Reuters, Google e CUEZ mostram como a IA já transforma a produção de mídia
Durante painel no SET Expo 2025, especialistas apresentaram soluções práticas que combinam inovação tecnológica com responsabilidade editorial
A inteligência artificial já é parte integrante do dia a dia das empresas de mídia, como ficou claro no painel “IA na Produção: Automação, Verificação, Arquivamento e Gestão de Assets”, realizado nesta segunda-feira (18) durante o SET Expo 2025, em São Paulo. Representantes da Reuters, Google Cloud e CUEZ apresentaram soluções concretas que demonstram como a tecnologia vem acelerando processos, otimizando fluxos e abrindo novas possibilidades de monetização no setor.
Abrindo a sessão, Brad Haynes, da Reuters, foi categórico ao afirmar que, para a agência, a inteligência artificial é uma aliada do jornalismo, nunca uma substituta. Com 175 anos de história, a Reuters mantém seus compromissos com a independência editorial, a imparcialidade e a transparência mesmo ao adotar ferramentas de ponta.

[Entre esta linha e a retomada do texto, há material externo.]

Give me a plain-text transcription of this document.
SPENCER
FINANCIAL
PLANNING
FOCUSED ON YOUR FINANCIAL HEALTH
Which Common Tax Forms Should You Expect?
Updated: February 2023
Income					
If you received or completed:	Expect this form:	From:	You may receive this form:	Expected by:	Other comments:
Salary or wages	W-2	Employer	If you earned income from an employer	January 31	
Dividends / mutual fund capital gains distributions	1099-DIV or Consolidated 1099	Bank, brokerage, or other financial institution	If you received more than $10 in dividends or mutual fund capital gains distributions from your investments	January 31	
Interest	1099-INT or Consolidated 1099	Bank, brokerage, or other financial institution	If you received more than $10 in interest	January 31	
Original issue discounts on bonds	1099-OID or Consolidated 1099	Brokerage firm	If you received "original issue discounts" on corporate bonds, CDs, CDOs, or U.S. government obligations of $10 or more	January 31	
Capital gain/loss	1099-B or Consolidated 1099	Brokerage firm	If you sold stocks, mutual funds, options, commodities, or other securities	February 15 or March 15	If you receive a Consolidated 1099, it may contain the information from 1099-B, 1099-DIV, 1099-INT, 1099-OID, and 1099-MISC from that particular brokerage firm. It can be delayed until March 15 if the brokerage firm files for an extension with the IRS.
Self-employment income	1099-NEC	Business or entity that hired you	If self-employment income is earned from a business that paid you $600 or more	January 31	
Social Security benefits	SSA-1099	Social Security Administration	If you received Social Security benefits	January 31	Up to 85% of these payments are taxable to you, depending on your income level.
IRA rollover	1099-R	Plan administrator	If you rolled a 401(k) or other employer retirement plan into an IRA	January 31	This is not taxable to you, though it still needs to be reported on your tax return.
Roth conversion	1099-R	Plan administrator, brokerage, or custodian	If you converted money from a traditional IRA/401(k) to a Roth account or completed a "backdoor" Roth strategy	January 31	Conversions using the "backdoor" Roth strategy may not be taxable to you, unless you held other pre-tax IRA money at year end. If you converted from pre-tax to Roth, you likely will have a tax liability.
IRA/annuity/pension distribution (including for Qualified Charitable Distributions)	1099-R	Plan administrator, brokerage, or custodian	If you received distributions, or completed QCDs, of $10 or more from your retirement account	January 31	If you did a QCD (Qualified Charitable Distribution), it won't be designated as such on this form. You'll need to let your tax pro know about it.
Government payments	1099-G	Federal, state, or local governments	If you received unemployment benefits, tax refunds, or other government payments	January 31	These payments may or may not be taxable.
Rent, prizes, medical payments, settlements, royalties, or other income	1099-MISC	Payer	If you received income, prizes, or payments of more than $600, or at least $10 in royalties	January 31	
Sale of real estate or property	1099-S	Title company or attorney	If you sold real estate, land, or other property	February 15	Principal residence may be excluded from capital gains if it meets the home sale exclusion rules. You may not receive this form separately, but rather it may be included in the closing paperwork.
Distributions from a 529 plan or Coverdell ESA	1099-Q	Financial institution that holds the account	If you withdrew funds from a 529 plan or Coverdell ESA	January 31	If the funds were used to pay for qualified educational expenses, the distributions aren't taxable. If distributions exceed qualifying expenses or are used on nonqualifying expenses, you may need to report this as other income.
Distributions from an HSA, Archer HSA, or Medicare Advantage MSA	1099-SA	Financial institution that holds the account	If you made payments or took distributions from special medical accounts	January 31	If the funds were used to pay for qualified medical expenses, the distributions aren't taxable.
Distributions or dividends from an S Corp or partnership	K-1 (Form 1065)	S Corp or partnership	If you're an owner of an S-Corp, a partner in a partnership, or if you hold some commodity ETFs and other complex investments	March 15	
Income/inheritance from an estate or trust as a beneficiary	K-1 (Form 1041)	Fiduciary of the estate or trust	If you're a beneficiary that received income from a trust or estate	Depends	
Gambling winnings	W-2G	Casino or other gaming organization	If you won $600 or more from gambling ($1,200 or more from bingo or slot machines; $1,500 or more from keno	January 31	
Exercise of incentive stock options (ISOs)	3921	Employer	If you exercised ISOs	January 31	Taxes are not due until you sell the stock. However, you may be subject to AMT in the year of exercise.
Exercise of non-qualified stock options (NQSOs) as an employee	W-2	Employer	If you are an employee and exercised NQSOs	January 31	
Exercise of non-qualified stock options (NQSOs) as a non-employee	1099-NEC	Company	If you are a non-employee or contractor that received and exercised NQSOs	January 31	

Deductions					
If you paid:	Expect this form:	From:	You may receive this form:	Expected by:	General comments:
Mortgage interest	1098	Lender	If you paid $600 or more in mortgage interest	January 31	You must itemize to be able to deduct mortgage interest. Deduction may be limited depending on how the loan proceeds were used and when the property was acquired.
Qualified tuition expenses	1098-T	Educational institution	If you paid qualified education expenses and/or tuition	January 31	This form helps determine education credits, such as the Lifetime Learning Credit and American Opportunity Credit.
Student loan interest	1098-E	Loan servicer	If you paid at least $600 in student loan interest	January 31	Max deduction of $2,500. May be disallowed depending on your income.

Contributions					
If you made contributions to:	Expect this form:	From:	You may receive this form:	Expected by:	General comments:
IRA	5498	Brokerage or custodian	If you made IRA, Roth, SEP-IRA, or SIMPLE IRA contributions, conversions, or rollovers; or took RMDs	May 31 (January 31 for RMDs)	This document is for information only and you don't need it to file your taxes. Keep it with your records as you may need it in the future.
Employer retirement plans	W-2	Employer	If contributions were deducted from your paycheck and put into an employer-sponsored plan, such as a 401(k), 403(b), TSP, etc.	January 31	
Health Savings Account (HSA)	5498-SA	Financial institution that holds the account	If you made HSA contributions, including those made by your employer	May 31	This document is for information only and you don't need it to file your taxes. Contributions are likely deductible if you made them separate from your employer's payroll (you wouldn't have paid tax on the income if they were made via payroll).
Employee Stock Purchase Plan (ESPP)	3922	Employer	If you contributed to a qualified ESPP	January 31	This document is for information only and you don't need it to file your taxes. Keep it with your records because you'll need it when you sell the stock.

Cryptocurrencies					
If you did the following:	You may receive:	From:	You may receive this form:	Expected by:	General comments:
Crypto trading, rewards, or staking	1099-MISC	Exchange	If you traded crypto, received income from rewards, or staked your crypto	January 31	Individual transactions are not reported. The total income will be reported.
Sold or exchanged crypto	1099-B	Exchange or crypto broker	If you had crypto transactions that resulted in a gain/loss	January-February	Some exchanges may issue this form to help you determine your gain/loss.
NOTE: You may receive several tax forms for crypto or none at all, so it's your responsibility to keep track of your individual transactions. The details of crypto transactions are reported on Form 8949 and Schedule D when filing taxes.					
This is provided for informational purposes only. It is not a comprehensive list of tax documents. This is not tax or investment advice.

Toda produção com IA passa por supervisão humana, e os profissionais da redação testam as tecnologias em um laboratório próprio. A empresa investe anualmente cerca de US$ 200 milhões em inovação, apostando em sistemas como GPT, Claude e LLaMA para ampliar a produtividade sem comprometer a credibilidade.
Na sequência, Rodrigo Pereira da Silva, do Google Cloud, apresentou a plataforma Vertex AI Visual House, que utiliza inteligência artificial para organizar grandes volumes de conteúdo audiovisual. O sistema foi desenvolvido após uma provocação feita por um executivo da Fox Sports: era mais fácil encontrar vídeos no YouTube do que nos próprios arquivos internos. A solução permite buscas contextuais e precisas a partir de “embeds”, vetores que traduzem imagens e vídeos em dados analisáveis, oferecendo uma camada adicional de inteligência sem substituir os sistemas já existentes. A proposta é otimizar o uso dos acervos, gerar valor comercial e ampliar o alcance do conteúdo em áreas como publicidade, redes sociais e marketing.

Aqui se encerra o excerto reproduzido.